All the time Jayewardene asked me about New Delhi's attitude. He was struck by Rajiv Gandhi's gesture of removing a rigid G.Parthasarathi from the talks and putting Foreign Secretary Romesh Bhandari in his place (Jayewardene had expressed distrust in GP who had put pressure on Rajiv Gandhi not to remove him because he (GP) had the confidence of Tamil leaders in India).

On my return, I gave the gist of my interview with Jayewardene to Dixit. I could never know what was so urgent or so important in the interview but Dixit scurried a message to Rajiv Gandhi. New Delhi already knew that Jayewardene was training his troops in Pakistan and Israel. This couldn't be the reason for Dixit's SOS. Probably, Jayewardene's observations that Rajiv Gandhi could lead the region struck Dixit as something favourable and a starting point of talks with Jayewardene.

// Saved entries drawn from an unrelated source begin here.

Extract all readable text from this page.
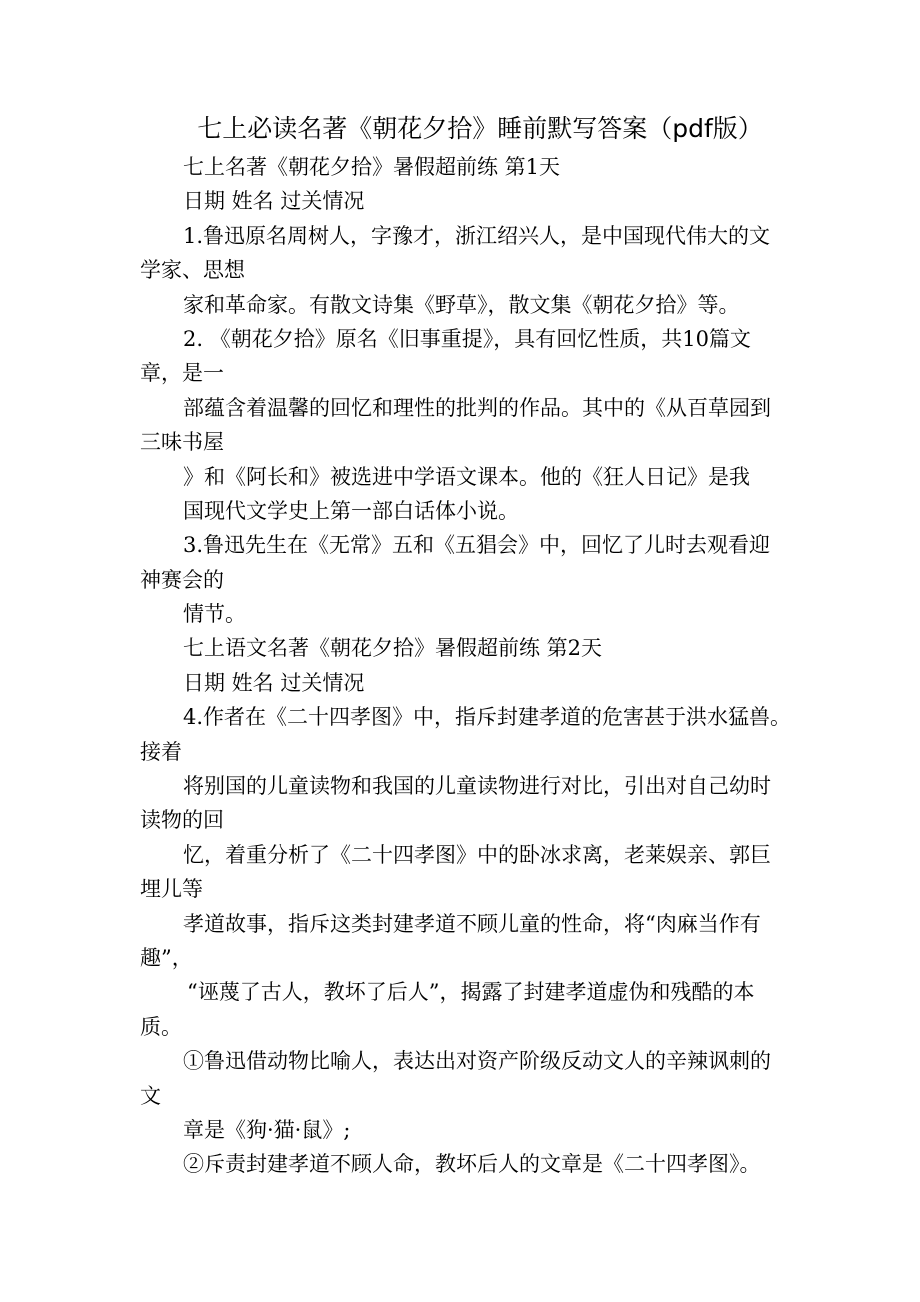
七上必读名著《朝花夕拾》睡前默写答案（pdf版）
七上名著《朝花夕拾》暑假超前练 第1天
日期 姓名 过关情况
1.鲁迅原名周树人，字豫才，浙江绍兴人，是中国现代伟大的文
学家、思想
家和革命家。有散文诗集《野草》，散文集《朝花夕拾》等。
2. 《朝花夕拾》原名《旧事重提》，具有回忆性质，共10篇文
章，是一
部蕴含着温馨的回忆和理性的批判的作品。其中的《从百草园到
三味书屋
》和《阿长和》被选进中学语文课本。他的《狂人日记》是我
国现代文学史上第一部白话体小说。
3.鲁迅先生在《无常》五和《五猖会》中，回忆了儿时去观看迎
神赛会的
情节。
七上语文名著《朝花夕拾》暑假超前练 第2天
日期 姓名 过关情况
4.作者在《二十四孝图》中，指斥封建孝道的危害甚于洪水猛兽。
接着
将别国的儿童读物和我国的儿童读物进行对比，引出对自己幼时
读物的回
忆，着重分析了《二十四孝图》中的卧冰求离，老莱娱亲、郭巨
埋儿等
孝道故事，指斥这类封建孝道不顾儿童的性命，将“肉麻当作有
趣”，
“诬蔑了古人，教坏了后人”，揭露了封建孝道虚伪和残酷的本
质。
①鲁迅借动物比喻人，表达出对资产阶级反动文人的辛辣讽刺的
文
章是《狗·猫·鼠》;
②斥责封建孝道不顾人命，教坏后人的文章是《二十四孝图》。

Following the publication of Jayewardene's interview, there was optimism in India. New Delhi intensified its efforts to span the distance between the LTTE and the Sri Lankan government. Ultimately, Colombo was able to persuade New Delhi to send its forces, the Indian Peace Keeping Force (IPKF). It was a failure. Dixit had misread the Sri Lankan message. However, it made India wiser. It decided to not to get involved in the affairs of Sri Lanka any further. It still has not.